BOSTON -- If you think John Farrell's decision to hit Jackie Bradley Jr. leadoff for one night is the reason Bradley's 29-game hit streak came to an end, I've got some swamp land you might be interested in buying.

Such silly talk first surfaced mid-afternoon when the lineup was announced. With Mookie Betts getting his first day off this season, somebody had to hit leadoff. Farrell went with the guy who was leading the league in hitting.

That sounds reasonable. But not to some, who cried that putting Bradley at the top was (take your pick) disrupting Bradley's routine, putting him in a place with which he wasn't familiar, or asking him to change his approach.

Of course, none of those made much sense.

First of all, Thursday night marked the sixth (SIXTH!) different spot that Bradley has hit during the hitting streak. He had hit second, sixth, seventh, eighth and ninth. So the notion that any change was disruptive was absurd.

As for the notion that Bradley would treat his at-bats differently because he was leading off? Also wrong. Bradley's major adjustment since spring training has been being aggressive early in the count. So, do you know how many pitches Bradley saw in four at-bats as the leadoff hitter? Eight.
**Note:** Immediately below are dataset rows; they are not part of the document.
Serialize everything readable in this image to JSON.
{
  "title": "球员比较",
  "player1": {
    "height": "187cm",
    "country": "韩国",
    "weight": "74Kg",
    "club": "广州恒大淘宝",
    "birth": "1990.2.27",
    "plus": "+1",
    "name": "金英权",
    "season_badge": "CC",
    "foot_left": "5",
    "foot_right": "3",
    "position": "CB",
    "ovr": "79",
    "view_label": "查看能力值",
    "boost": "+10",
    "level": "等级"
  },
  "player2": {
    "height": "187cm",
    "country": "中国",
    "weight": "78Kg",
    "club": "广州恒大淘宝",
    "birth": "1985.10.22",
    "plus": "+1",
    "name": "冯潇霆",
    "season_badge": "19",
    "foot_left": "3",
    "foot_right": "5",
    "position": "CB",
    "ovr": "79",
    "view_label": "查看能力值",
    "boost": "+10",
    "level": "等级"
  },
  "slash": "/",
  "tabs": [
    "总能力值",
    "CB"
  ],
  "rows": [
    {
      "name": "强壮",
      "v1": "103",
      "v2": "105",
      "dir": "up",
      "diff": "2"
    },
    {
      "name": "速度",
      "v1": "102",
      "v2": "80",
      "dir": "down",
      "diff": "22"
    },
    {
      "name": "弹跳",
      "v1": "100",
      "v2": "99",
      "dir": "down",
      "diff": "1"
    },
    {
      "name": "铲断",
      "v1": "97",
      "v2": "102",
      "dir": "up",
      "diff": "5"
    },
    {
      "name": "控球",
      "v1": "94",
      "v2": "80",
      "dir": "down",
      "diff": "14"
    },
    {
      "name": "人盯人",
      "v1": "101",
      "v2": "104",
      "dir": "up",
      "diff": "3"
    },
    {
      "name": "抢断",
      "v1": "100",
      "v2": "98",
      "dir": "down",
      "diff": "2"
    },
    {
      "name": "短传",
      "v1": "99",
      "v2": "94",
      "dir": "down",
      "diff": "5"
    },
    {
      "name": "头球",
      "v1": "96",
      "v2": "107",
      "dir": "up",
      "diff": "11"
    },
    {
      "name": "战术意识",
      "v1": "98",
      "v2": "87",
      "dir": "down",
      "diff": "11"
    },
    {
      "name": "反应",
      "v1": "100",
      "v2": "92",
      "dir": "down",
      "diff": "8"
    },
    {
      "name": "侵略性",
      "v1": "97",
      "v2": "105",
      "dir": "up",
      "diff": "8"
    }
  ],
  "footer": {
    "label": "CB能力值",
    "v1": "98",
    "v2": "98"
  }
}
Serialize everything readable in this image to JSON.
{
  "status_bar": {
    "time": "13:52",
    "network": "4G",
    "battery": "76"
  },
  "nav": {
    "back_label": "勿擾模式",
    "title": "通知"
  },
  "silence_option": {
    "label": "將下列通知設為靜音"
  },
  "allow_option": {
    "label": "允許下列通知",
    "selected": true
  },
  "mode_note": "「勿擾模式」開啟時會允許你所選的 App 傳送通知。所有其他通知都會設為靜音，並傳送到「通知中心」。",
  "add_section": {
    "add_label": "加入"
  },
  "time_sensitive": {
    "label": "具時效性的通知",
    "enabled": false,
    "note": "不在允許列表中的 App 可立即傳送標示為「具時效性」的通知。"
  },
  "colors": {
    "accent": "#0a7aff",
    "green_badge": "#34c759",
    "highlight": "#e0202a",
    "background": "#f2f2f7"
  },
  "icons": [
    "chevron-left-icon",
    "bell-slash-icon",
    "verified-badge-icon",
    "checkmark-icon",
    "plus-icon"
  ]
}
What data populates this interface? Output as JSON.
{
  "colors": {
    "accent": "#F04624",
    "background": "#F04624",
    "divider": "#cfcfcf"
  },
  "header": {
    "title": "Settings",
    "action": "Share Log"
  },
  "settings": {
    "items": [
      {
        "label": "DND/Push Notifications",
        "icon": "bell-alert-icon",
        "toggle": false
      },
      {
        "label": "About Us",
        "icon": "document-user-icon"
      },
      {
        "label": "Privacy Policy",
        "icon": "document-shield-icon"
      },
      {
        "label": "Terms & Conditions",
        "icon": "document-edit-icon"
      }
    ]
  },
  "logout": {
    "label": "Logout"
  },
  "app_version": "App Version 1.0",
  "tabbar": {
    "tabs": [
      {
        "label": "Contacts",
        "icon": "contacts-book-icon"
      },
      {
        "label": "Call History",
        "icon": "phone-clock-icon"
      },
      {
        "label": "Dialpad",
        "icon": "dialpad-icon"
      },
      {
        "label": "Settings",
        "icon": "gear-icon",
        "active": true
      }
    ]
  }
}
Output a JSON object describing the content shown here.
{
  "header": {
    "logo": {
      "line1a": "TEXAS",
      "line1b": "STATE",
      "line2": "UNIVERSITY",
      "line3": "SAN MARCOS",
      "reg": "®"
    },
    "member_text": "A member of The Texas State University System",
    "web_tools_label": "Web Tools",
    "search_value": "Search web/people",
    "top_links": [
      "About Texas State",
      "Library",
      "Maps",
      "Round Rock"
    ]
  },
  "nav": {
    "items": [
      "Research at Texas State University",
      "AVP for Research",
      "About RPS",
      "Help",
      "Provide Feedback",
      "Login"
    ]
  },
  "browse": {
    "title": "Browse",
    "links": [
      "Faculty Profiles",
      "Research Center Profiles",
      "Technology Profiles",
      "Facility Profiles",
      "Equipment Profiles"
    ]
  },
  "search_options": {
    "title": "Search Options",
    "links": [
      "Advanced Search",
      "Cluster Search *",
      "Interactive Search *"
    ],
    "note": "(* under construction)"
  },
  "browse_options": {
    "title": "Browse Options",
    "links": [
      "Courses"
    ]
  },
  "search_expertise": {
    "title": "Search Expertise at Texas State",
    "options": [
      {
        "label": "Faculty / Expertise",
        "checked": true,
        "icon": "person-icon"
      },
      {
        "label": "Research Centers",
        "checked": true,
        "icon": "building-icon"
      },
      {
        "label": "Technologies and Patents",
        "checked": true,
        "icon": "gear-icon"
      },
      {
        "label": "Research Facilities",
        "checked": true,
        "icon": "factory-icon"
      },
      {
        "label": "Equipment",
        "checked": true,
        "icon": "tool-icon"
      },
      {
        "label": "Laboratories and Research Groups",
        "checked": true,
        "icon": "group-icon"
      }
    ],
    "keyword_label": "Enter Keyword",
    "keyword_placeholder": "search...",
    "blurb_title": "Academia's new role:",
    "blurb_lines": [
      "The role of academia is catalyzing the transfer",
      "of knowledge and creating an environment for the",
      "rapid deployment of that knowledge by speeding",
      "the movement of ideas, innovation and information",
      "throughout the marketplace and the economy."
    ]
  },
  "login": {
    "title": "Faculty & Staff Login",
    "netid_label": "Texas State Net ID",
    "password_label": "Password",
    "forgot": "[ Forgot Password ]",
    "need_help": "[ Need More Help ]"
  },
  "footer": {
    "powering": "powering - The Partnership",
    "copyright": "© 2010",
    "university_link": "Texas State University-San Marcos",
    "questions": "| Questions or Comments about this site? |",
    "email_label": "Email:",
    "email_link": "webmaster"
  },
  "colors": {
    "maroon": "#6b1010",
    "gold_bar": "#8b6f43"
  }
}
Does that sound like someone who was being forced to be more patient for the night, or someone changing their approach by working the count more?

Finally, Bradley hit two balls on the screws -- one to the warning track in right, just in front of the bullpen in his first at-bat and another in front of the center field door, some 400 or so feet away, in his third.

Streaks come to an end, even when hitters belt the ball hard. Twice.